Белокурая бестия - Лагин Лазарь Иосифович. Страница 11
Со стен библиотеки на него недовольно смотрели предки в золоте эполет, в блеске рыцарских лат, в средневековых шлемах и лакированных касках гогенцоллерновской Германии, во фраках, с широкими орденскими перевязями и в усыпанных орденами гвардейских мундирах в рюмочку, предки с бритыми и предки с бородатыми физиономиями, предки с бакенбардами и предки с усами, кончики которых были лихо закручены кверху а-ля Вильгельм Второй; на него жеманно щурились с потемневших портретов бабки, прабабки, прапрабабки в шелках, парче и бархатах, увешанные драгоценностями, как веригами, в кринолинах, в мантильях, в шубках, в строгих, подпоясанных под самой грудью платьях наполеоновских времен, в старательно завитых буклях, в пышных пудреных париках, в громоздких, многоэтажных сооружениях из своих и покупных волос.
Но Хорстль их не видел.
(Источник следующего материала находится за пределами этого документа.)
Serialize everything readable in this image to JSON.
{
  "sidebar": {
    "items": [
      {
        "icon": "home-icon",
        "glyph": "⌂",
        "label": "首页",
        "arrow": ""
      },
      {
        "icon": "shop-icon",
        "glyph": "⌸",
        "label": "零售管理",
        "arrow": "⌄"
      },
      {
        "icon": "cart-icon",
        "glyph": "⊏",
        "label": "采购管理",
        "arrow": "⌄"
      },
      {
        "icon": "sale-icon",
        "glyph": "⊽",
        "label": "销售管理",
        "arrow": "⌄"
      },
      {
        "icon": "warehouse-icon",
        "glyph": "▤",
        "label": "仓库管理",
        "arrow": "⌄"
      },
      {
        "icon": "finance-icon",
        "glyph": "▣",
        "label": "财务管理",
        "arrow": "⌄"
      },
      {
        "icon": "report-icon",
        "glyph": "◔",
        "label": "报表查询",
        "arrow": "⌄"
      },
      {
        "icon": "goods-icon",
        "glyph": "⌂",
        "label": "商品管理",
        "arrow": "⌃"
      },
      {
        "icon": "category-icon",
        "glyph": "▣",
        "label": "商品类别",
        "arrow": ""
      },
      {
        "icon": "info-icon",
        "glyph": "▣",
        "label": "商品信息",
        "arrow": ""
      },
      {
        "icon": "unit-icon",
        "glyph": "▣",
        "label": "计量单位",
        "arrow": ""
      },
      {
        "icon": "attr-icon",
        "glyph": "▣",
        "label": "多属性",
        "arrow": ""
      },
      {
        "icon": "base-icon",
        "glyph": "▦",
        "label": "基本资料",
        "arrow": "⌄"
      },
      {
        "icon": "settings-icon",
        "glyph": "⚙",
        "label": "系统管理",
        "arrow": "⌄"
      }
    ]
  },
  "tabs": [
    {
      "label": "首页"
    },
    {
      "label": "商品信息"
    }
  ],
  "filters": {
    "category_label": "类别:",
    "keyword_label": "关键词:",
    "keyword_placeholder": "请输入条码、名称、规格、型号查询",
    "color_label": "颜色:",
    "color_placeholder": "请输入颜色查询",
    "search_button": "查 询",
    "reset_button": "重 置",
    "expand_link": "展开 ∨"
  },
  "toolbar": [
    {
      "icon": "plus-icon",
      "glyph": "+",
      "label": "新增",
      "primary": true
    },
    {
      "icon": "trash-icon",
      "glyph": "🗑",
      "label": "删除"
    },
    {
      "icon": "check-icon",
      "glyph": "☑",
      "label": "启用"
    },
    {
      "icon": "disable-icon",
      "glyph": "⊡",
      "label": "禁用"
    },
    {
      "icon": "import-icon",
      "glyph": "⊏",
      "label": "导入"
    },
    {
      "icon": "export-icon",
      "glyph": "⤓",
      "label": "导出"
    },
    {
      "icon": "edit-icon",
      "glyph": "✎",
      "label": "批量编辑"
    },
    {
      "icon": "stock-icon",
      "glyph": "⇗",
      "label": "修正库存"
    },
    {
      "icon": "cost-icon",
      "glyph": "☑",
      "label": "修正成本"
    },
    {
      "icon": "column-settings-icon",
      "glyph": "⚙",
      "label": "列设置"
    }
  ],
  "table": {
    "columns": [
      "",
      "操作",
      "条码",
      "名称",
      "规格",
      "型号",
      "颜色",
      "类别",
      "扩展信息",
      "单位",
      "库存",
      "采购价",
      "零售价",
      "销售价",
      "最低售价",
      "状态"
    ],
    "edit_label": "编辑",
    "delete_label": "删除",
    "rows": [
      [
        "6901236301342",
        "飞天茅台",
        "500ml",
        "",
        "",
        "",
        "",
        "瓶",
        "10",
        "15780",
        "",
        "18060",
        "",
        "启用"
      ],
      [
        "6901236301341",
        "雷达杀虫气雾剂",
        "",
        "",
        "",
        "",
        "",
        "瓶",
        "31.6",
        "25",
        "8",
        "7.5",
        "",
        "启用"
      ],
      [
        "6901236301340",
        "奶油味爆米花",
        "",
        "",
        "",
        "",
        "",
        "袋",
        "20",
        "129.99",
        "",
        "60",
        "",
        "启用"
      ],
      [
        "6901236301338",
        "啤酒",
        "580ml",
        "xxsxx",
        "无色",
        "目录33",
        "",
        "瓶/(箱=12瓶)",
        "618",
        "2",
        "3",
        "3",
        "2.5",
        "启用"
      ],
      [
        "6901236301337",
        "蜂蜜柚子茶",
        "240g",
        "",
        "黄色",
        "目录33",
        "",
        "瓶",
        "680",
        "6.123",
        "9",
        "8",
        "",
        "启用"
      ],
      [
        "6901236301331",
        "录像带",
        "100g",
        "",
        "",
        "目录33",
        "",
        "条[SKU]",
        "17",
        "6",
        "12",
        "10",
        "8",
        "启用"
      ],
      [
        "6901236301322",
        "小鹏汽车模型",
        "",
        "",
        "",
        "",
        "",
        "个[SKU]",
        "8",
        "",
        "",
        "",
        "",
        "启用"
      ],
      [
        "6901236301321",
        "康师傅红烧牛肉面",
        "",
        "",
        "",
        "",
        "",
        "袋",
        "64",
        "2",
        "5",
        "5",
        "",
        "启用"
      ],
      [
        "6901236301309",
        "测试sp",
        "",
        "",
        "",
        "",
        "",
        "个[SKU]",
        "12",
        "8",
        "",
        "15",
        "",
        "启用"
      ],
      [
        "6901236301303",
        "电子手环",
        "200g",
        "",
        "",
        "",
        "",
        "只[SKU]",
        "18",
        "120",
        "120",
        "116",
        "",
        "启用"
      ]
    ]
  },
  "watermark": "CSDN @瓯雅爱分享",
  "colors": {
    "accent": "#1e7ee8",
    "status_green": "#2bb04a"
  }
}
Он видел только большую серую шкуру на тускло поблескивающем темно-рыжем паркете и ничего больше: ни фрау Урсулы, ни господина фон Тэраха, ни профессора, ни слуг, выглядывавших из-за их спин. Только шкуру волчицы.
— Хорстль! — сказала фрау Урсула. — Что с тобой, мой мальчик?
— Мамм-мма! — чуть слышно промолвил он и снова упал на шкуру.
И фрау Урсула поняла, что сын, произнося это слово, имел в виду не ее.
В этот миг, склонясь над обеспамятевшим Хорстлем, баронесса Урсула фон Виввер жестоко, смертельно и безнадежно ревновала своего сына к давно пристреленной безымянной волчице.
— Я себе этого никогда не прощу, — сказал фон Тэрах. — Надо было еще вчера убрать ко всем чертям эту мерзкую шкуру!.. Для мальчишки это такая травма!..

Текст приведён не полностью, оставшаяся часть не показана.